During an era of bitter electoral politics, American landscapes transcend partisanship, and we can use this power of place to build coalitions comprised of all stakeholders who are harmed by a project such as Northern Pass. Building relationships with unlikely allies like the students and alumni of Yale University, who care about their institution’s investment practices, can broaden a fight and create new opportunities to stop a project.

Large-scale energy projects can harm communities in far-flung regions and even other countries. We must be nimble enough to transcend these boundaries by building relationships with stakeholders who are fighting different aspects of an exploitative project. To win, we must undertake the exhausting, creative, and inspiring work of sustaining collaboration among everyone who is willing to stand up and protect the lands we love. 

Update as of February 1, 2018:

Following seven years of public input and engagement in the Northern Pass permitting process, it took only three days of deliberation for the New Hampshire Site Evaluation Committee (SEC) to vote unanimously to deny Northern Pass its permit.  The decision, reached on February 1, 2018, hinged on the statutory provision that the project must not “unduly interfere with the orderly development of the region.” 

Thousands of people submitted written comments, and hundreds of citizens and intervenors spoke out against Northern Pass in public hearings. Members of the Pessamit Innu First Nation made the journey from Quebec to New Hampshire to testify before the SEC, as did students and community members from New Haven.
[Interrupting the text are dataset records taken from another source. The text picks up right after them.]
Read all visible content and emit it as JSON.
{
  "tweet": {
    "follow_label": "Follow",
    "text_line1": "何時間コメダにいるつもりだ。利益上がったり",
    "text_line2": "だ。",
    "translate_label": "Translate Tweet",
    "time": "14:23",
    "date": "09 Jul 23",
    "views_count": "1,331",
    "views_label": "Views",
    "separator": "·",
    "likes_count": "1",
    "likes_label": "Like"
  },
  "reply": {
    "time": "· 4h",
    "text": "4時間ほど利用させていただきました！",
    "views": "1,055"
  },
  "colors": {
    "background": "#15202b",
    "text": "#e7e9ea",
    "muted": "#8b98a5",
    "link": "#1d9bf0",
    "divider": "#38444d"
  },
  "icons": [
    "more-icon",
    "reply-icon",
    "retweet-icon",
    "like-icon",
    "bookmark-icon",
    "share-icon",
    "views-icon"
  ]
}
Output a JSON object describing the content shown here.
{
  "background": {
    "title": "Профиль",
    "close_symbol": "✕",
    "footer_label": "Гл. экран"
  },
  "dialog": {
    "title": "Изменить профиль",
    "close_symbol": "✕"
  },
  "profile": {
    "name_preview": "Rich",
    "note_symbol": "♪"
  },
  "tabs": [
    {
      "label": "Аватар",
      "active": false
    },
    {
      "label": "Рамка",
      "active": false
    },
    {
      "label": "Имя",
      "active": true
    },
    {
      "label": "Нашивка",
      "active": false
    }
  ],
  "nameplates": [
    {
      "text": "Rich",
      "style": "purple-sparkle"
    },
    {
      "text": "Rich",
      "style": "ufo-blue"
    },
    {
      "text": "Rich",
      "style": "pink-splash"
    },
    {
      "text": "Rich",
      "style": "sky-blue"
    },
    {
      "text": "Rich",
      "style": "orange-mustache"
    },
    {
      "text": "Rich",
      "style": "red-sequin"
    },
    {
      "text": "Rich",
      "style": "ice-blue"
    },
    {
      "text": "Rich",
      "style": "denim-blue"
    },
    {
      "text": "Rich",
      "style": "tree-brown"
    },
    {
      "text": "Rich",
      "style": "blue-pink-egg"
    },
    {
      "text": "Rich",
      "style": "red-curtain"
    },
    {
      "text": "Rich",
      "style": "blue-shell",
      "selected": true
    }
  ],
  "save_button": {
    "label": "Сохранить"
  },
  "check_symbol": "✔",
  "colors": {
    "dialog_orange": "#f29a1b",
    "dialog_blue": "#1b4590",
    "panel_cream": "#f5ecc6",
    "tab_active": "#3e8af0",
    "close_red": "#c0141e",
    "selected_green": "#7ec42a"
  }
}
When added to the voices of New Hampshire farmers, small businesses, tourism boards, and concerned citizens, our coalition demonstrated the regional scope of the issue and created a groundswell that could not be ignored.

To call this a remarkable victory would be an understatement. In an era when corporations dominate public processes, it takes overwhelming grassroots action to defeat a project like Northern Pass.  But these victories are possible when we build large coalitions of people who undertake the work and sacrifice that is necessary to preserve their environment and culture.  

Yale still needs to address serious concerns with Wagner Forest Management’s damaging practices on Yale’s investment lands in Coos County.  But the movement that we have built gives me hope that in this and other struggles to protect our landscape, we will prevail.

Liz Wyman

Liz Wyman is a writer, educator, and naturalist who lives in New Hampshire’s White Mountains. She is a 2004 graduate of the Yale School of Forestry & Environmental Studies.